Private and public health insurance providers would be required to cover the costs in the same
manner by which they cover other approved treatments for the disease being treated. Off-label
use of the drug also would be permitted, but would be covered at the option of insurance
providers. Charges for drugs marketed under ECA could be unregulated, limited by a formula
tied to similar treatments and/or direct costs of manufacture, a regulatory maximum charge per
treatment or dose, or some other mechanism.

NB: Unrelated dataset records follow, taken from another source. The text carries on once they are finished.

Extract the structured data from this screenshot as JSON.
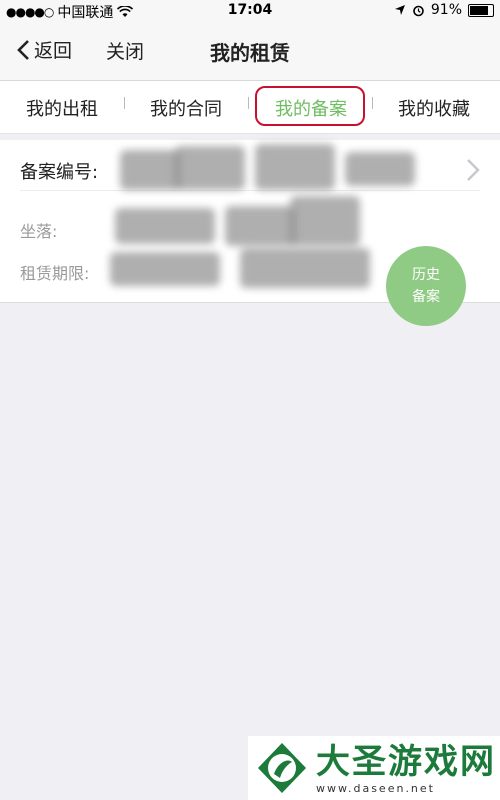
{
  "status_bar": {
    "carrier": "中国联通",
    "time": "17:04",
    "battery": "91%",
    "battery_level": 0.91
  },
  "nav": {
    "back_label": "返回",
    "close_label": "关闭",
    "title": "我的租赁"
  },
  "tabs": [
    {
      "label": "我的出租"
    },
    {
      "label": "我的合同"
    },
    {
      "label": "我的备案",
      "active": true
    },
    {
      "label": "我的收藏"
    }
  ],
  "record": {
    "number_label": "备案编号:",
    "location_label": "坐落:",
    "period_label": "租赁期限:"
  },
  "fab": {
    "line1": "历史",
    "line2": "备案"
  },
  "watermark": {
    "title": "大圣游戏网",
    "url": "www.daseen.net"
  },
  "colors": {
    "accent": "#6fbd63",
    "fab": "#8fcb84",
    "highlight_ring": "#c8102e"
  }
}
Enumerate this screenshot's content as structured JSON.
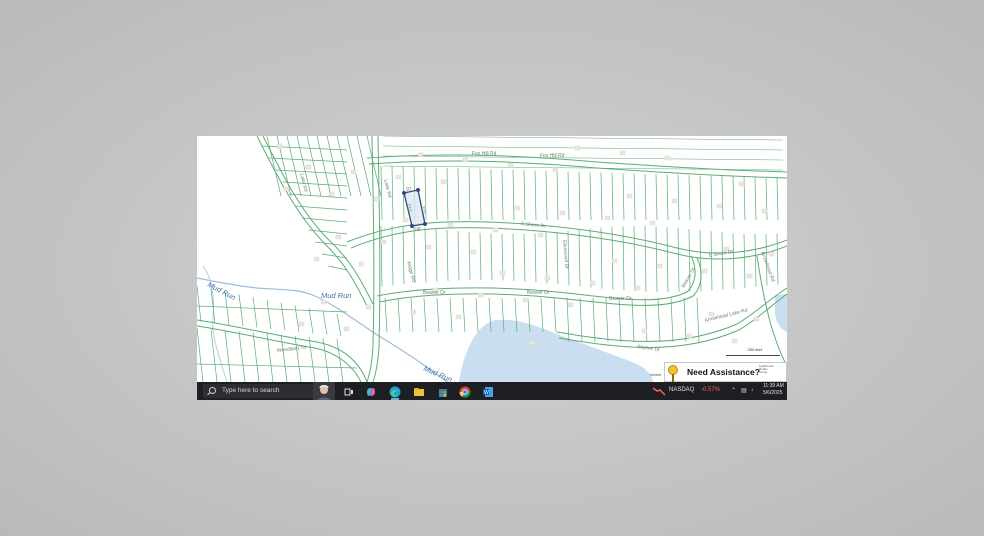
{
  "map": {
    "road_labels": [
      "Fox Hill Rd",
      "Fox Hill Rd",
      "E Shore Dr",
      "E Shore Dr",
      "Beaver Dr",
      "Beaver Dr",
      "Beaver Dr",
      "Beaver Dr",
      "Skyline Dr",
      "Woodland Trl",
      "Lake Rd",
      "Lake Rd",
      "Ridge Rd",
      "Arrowhead Lake Rd",
      "Glenwood Dr",
      "Arrowhead Rd"
    ],
    "water_labels": [
      "Mud Run",
      "Mud Run",
      "Mud Run"
    ],
    "dimension_labels": [
      "97",
      "215",
      "98",
      "215"
    ],
    "scale_label": "250 feet",
    "info_label": "Inform",
    "colors": {
      "parcel_lines": "#5aad73",
      "water": "#c9dff0",
      "stream": "#9fbcd8",
      "selection": "#33477a",
      "background": "#ffffff"
    }
  },
  "assist": {
    "label": "Need Assistance?",
    "brand_lines": [
      "Lighthouse",
      "Realty",
      "Group"
    ]
  },
  "taskbar": {
    "search_placeholder": "Type here to search",
    "ticker": "NASDAQ",
    "ticker_change": "-0.57%",
    "time": "11:39 AM",
    "date": "5/6/2025",
    "icons": [
      "windows-start-icon",
      "search-icon",
      "task-view-icon",
      "copilot-icon",
      "edge-icon",
      "file-explorer-icon",
      "store-icon",
      "chrome-icon",
      "word-icon",
      "stock-chart-icon",
      "chevron-up-icon",
      "network-icon",
      "speaker-icon"
    ]
  }
}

ECA would be withdrawn if the drug receives accelerated or full approval from the FDA. ECA
could be withdrawn, after careful consideration of the impact on patients, if there is no entity
pursuing eventual full approval for the drug from the FDA. ECA could also be withdrawn if the
drug is found to be ineffective or unacceptably dangerous for the patient population(s) most
likely to be treated; except that any patient receiving the drug under limited conditional approval
would be allowed to continue receiving the drug subject to updated informed consent. When
considering withdrawal of early conditional approval, the FDA would be required to demonstrate
that the evidence regarding lack of effectiveness is compelling (e.g., almost no one can expect to
benefit from the drug), or that the dangers posed by the drug clearly outweigh the benefits (e.g.,
more patients will experience a serious life-threatening side effect known to be caused by the
drug than will be helped by the treatment).